When I was child, I used to be like the other kids, happy with dreams. I used to play with dolls, ride a bike, and have friends. Those were the best moments . . . all I wanted I had. My parents gave me everything, candies, toys, and other material things, because my father had a good job and a good salary, so my mother didn't need to work and she could spend time with us. I could say that my life was “perfect.”
Unfortunately, not all stories have a happy ending. Something happened and when I was nine years old, my mother migrated to another country to work. I was living with my aunt and my father. One day my father got sick, so he went to the hospital. He needed to be hospitalized, but everything was ok . . . well, that was what they told me. I went back home with my aunt that night and while I was sleeping they woke me up and I received sad news, which was that my father had passed away. I didn't know how to react; I couldn't believe what was happening, but I couldn't do anything. I thought it was a nightmare.
Everything was happening so fast; first he was fine, and then he was dead. How could this happen in a blink, everything gone? My mother had to come back. She was so sad because she couldn’t say goodbye to her husband. I couldn't either. I didn't understand what happened, but I needed to be strong for her.
A week later, I tried to return to “my normal life" and I went back to school. Everybody looked at me as if something were wrong with me. I could feel how their eyes looked at me with pain, but they didn't know that what they were doing made me feel worse. I understood that nobody can help you to feel better, even if they want to, because they don't know how.

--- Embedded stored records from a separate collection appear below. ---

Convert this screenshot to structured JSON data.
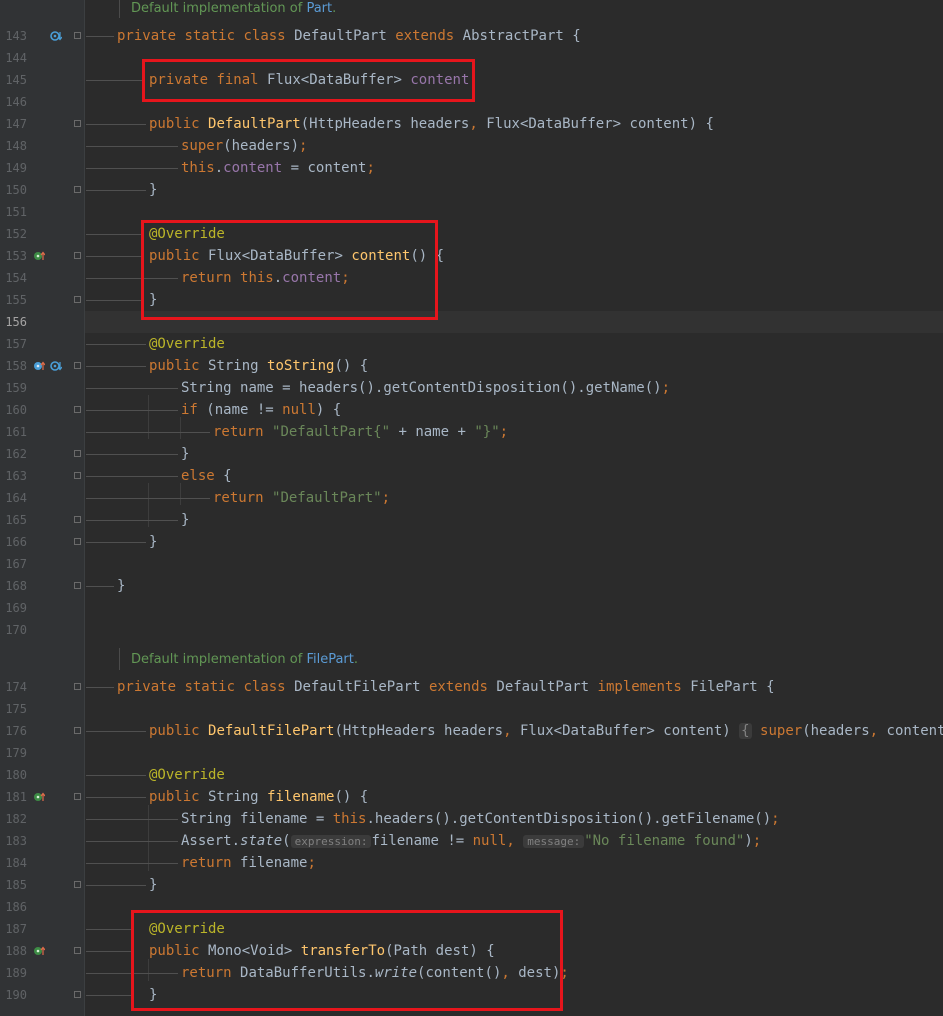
{
  "editor": {
    "doc_comments": {
      "default_part": {
        "prefix": "Default implementation of ",
        "link": "Part",
        "suffix": "."
      },
      "default_file_part": {
        "prefix": "Default implementation of ",
        "link": "FilePart",
        "suffix": "."
      }
    },
    "line_numbers": {
      "l143": "143",
      "l144": "144",
      "l145": "145",
      "l146": "146",
      "l147": "147",
      "l148": "148",
      "l149": "149",
      "l150": "150",
      "l151": "151",
      "l152": "152",
      "l153": "153",
      "l154": "154",
      "l155": "155",
      "l156": "156",
      "l157": "157",
      "l158": "158",
      "l159": "159",
      "l160": "160",
      "l161": "161",
      "l162": "162",
      "l163": "163",
      "l164": "164",
      "l165": "165",
      "l166": "166",
      "l167": "167",
      "l168": "168",
      "l169": "169",
      "l170": "170",
      "l174": "174",
      "l175": "175",
      "l176": "176",
      "l179": "179",
      "l180": "180",
      "l181": "181",
      "l182": "182",
      "l183": "183",
      "l184": "184",
      "l185": "185",
      "l186": "186",
      "l187": "187",
      "l188": "188",
      "l189": "189",
      "l190": "190"
    },
    "tokens": {
      "private": "private",
      "static": "static",
      "class": "class",
      "final": "final",
      "public": "public",
      "extends": "extends",
      "implements": "implements",
      "super": "super",
      "this": "this",
      "return": "return",
      "if": "if",
      "else": "else",
      "null": "null",
      "DefaultPart": "DefaultPart",
      "AbstractPart": "AbstractPart",
      "DefaultFilePart": "DefaultFilePart",
      "FilePart": "FilePart",
      "Flux": "Flux",
      "DataBuffer": "DataBuffer",
      "HttpHeaders": "HttpHeaders",
      "String": "String",
      "Mono": "Mono",
      "Void": "Void",
      "Path": "Path",
      "DataBufferUtils": "DataBufferUtils",
      "Assert": "Assert",
      "content": "content",
      "headers": "headers",
      "name": "name",
      "filename": "filename",
      "dest": "dest",
      "getContentDisposition": "getContentDisposition",
      "getName": "getName",
      "getFilename": "getFilename",
      "toString": "toString",
      "transferTo": "transferTo",
      "write": "write",
      "state": "state",
      "Override": "@Override",
      "str_defaultpart_open": "\"DefaultPart{\"",
      "str_close": "\"}\"",
      "str_defaultpart": "\"DefaultPart\"",
      "str_no_filename": "\"No filename found\"",
      "hint_expression": "expression:",
      "hint_message": "message:",
      "lt": "<",
      "gt": ">",
      "lp": "(",
      "rp": ")",
      "lb": "{",
      "rb": "}",
      "semi": ";",
      "comma": ",",
      "dot": ".",
      "eq": " = ",
      "plus": " + ",
      "neq": " != ",
      "sp": " "
    }
  },
  "colors": {
    "keyword": "#cc7832",
    "field": "#9876aa",
    "method": "#ffc66d",
    "annotation": "#bbb529",
    "string": "#6a8759",
    "highlight_box": "#e6151c"
  }
}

It was a difficult moment, but I realized that I could do things without my father, because I have my mom, who will always be beside me. Even though she was far away from us, she has always tried to do the best she can for us.
Eventually, I started going back to church and tried to find an answer to all of these questions. There I became interested in doing things like visiting sick people, or people who felt homesick, and instantly I knew that a person does not need material things. I could see how these people were happy just because they had someone to talk to. Since then, I have changed how I see my life. I am interested in doing something that can help me and others overcome the challenges that life gives us.
All I've learned in my short life is that everything can change in just one second, and that nothing is ever as we expect. So, we should stand up for ourselves, take a deep breath, and go on with our lives knowing that everything is going to be ok when you have something to strive for.